THE YEAR IS 2030 in Santa Muerte. In a dramatic, final attempt to free her inner demons, twenty-year-old Daniela Delgado tempts fate and winds up on a strange farm in 1923. With an olive complexion due to her Mexican/Italian heritage and a fresh pixie cut, she is mistaken for a “boy of color.” Her only shot at survival now is to play it cool, pose as “Danny,” and figure out how to get back home to her two, loving moms.
And then she meets Daphne—an abused, motherless farm girl in desperate need of freedom and a friend. Having escaped Daphne’s father, the two of them are now roaming the streets of New York City disguised as a young aristocrat and her male servant. They’re running out of money, and ideas. And Daniela thought living in 2030 was tough.
But her solar powered smart phone works. And there’s someone within range. She pings them. A selfie of an attractive male comes in with the text: I’m Lain. Who the f— are you? Even in that moment, Daniela knows this can’t be safe, but what are her choices? They meet Lain at a speakeasy on the Lower East Side. When Daniela reveals her last name, Lain says the only Delgado he knows is Anaya—the head of the Santa Muerte Coven of witches in Merida, Mexico. And then he hints that Daniela is a liar, even though she rocks a man’s three-piece suit like no woman he’s ever met. And as for her tattoos? Don’t get Lain started….

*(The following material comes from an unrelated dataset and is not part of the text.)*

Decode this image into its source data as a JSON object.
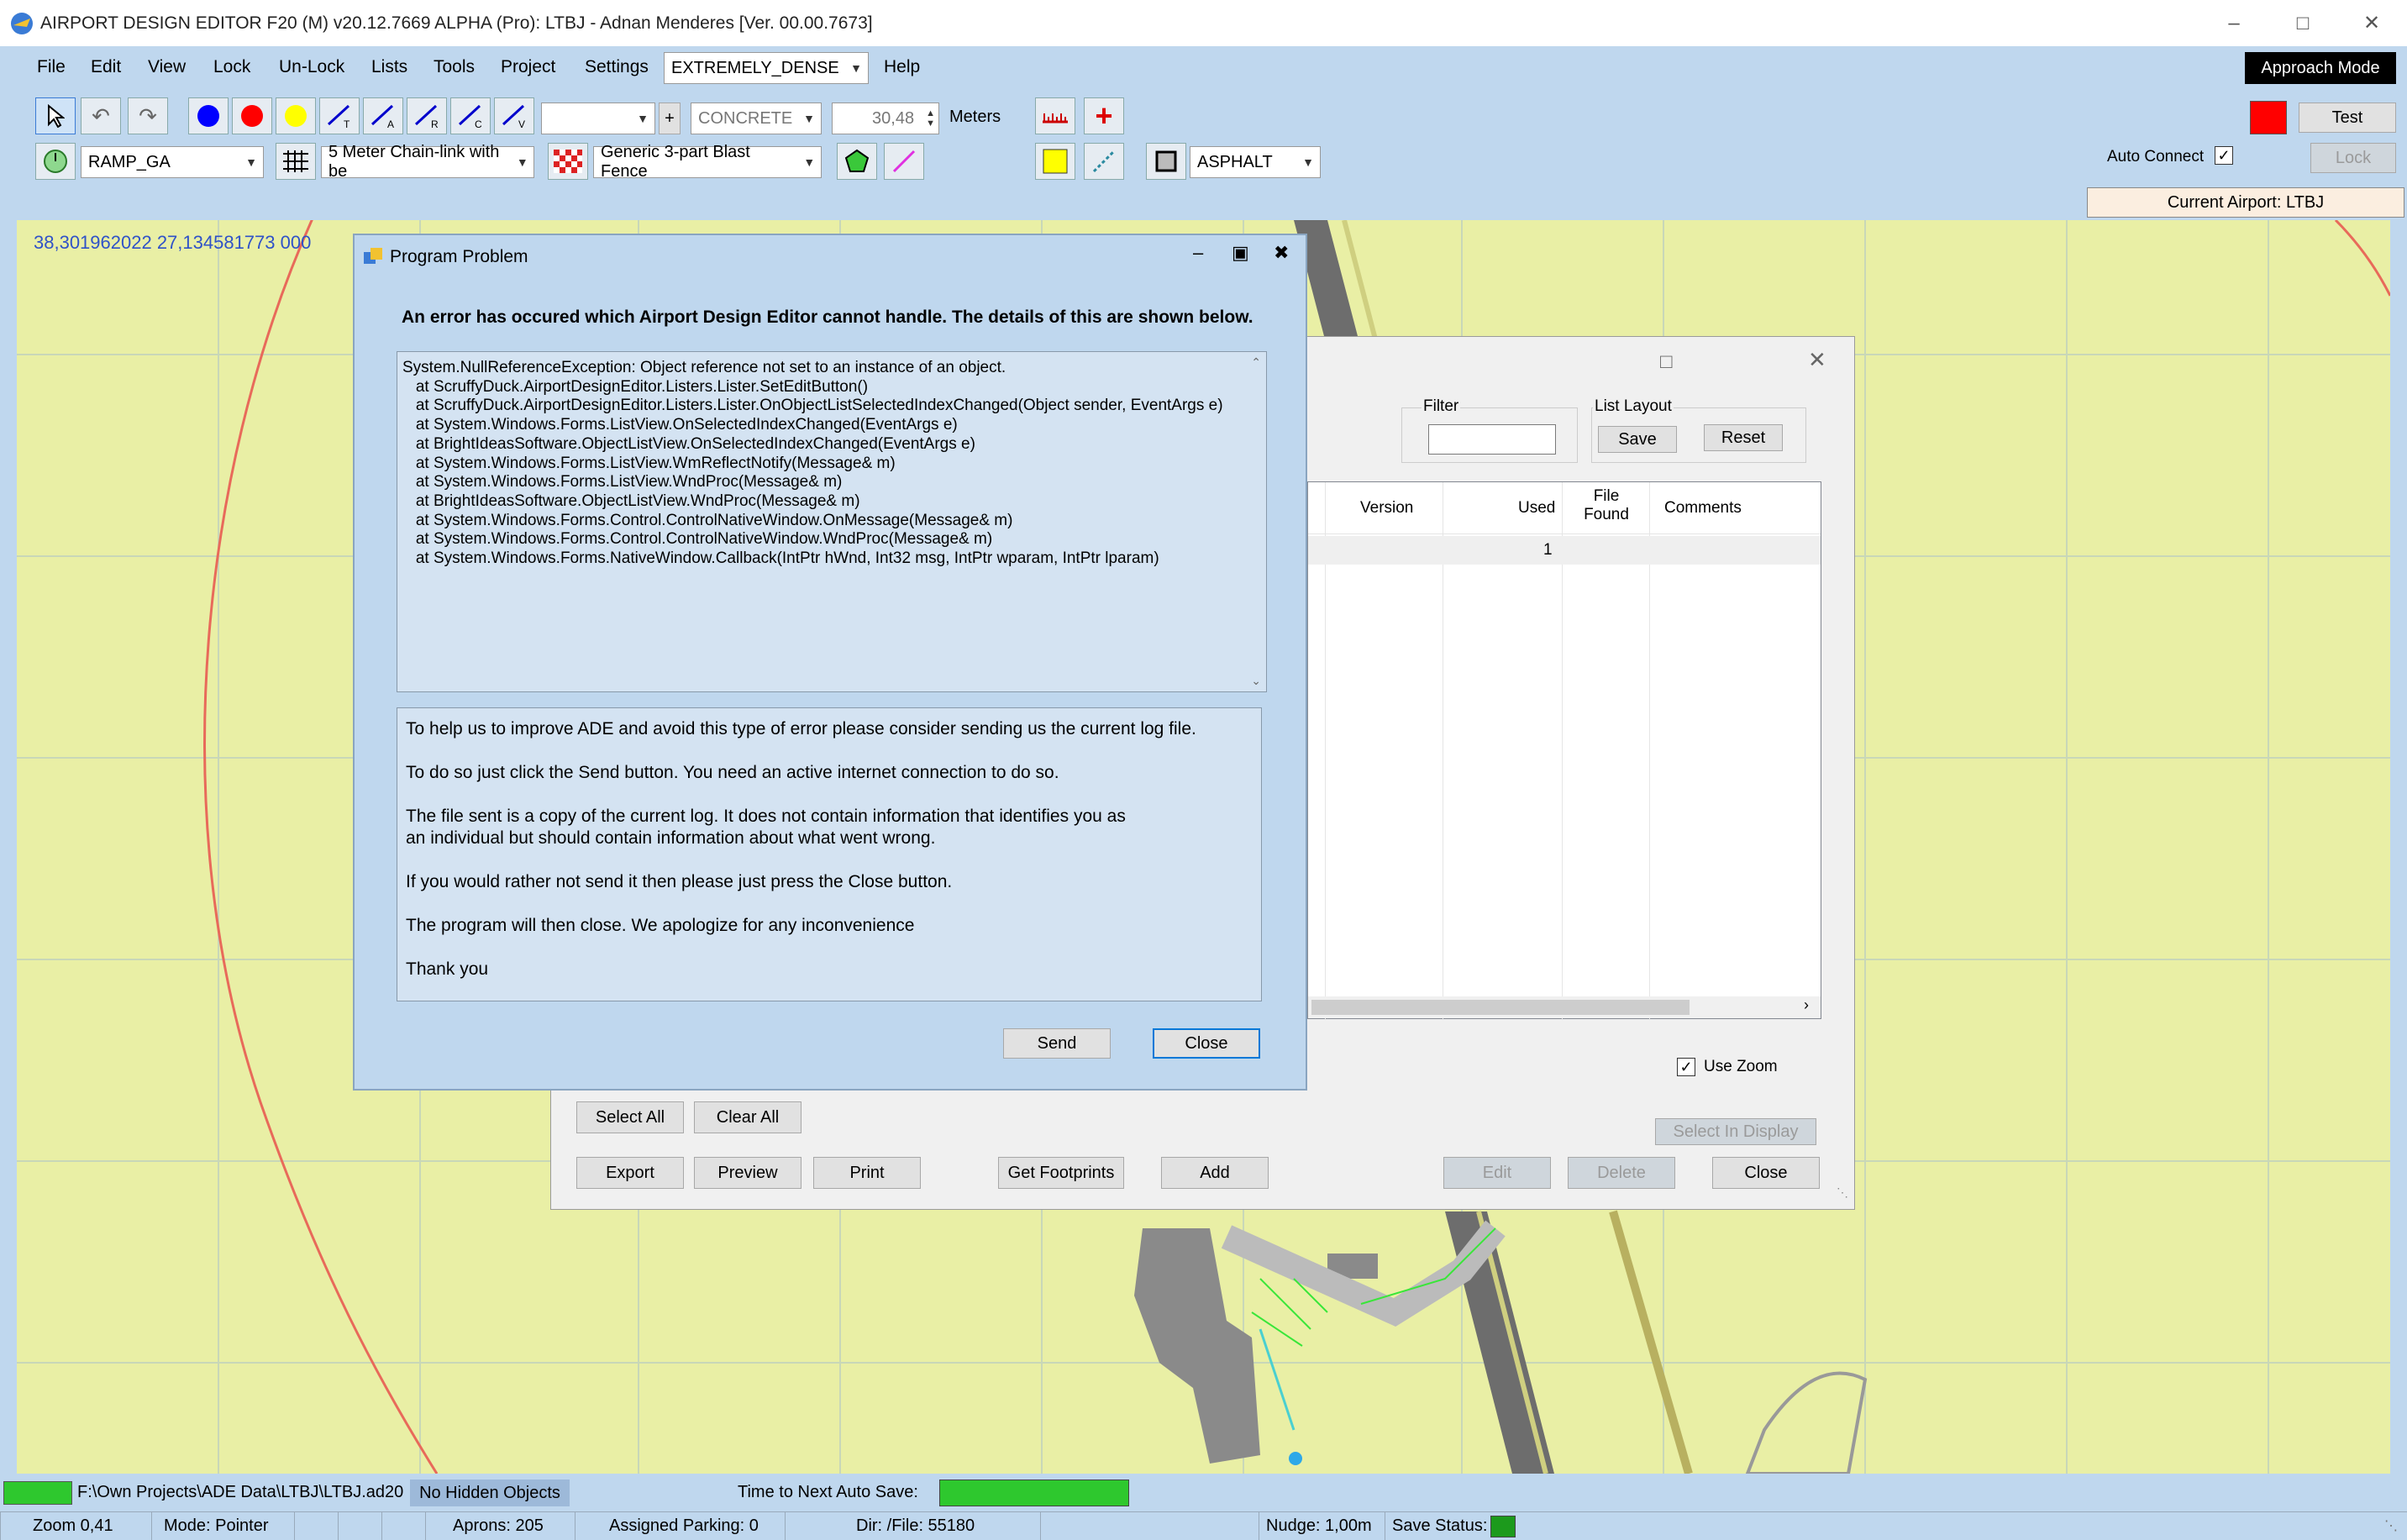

Despite the intrigue, Daniela adds Lain to the list of folks Daphne and she must outrun to stay alive. But as they plan their trip to Mexico, they soon discover that list is much longer than they thought. And they uncover a few other things, too, about Daniela’s true identity…. (via Goodreads)
I received an autographed copy of Santa Muerte through Rich In Variety Tours in exchange for an honest review!
Santa Muerte was nothing like any other book I’ve ever read. It was strange, fast-paced and mysterious.
That being said, there are some huge triggers in this novel. There’s an on-page suicide attempt, rape and incest mentioned openly, parental abuse, the KKK, mentions of an abusive relationship, stalking, gaslighting, and so much more. These characters go through some awful shit, and it’s hard to read sometimes.
Like I said earlier, this book moved so quickly, which was kind of how Daniela and Daphne were living, but it got a little hard to keep up with at times. There was so much going on all the time, but Stone’s prose kept me going through the novel, even when I had to check back through to remember things.
I could have used a little bit more world building, especially with the coven. I won’t go too much into detail because I don’t want to spoil you, but I really wanted to know a whole lot more about the world Anaya works in, and I hope that we’ll get that in Book 2.
I wanted to steal Daphne away from everyone she knew. She was so necessary to help bring Daniela out of her shell, and I hate how her part of the story ended. Also, Anaya’s kind of a massive asshole. Maybe she has to be, but I wanted to throttle her. A lot.
It was very diverse, which I give it credit for. Daniela is, as mentioned Mexican and Italian, raised by her two mothers who are in a mostly-loving, committed relationship. There were hints of issues in the book when things got stressful between the moms, and it was never really clear what either of them did for a living, but they were both pretty high ranking in the community, from what I inferred.
This book would probably be a 3.5 if I did half stars, but it was on the upper side of that, so I’m rounding it up to four stars. There’s just so much going on in this series that I can’t wait to read the rest of it!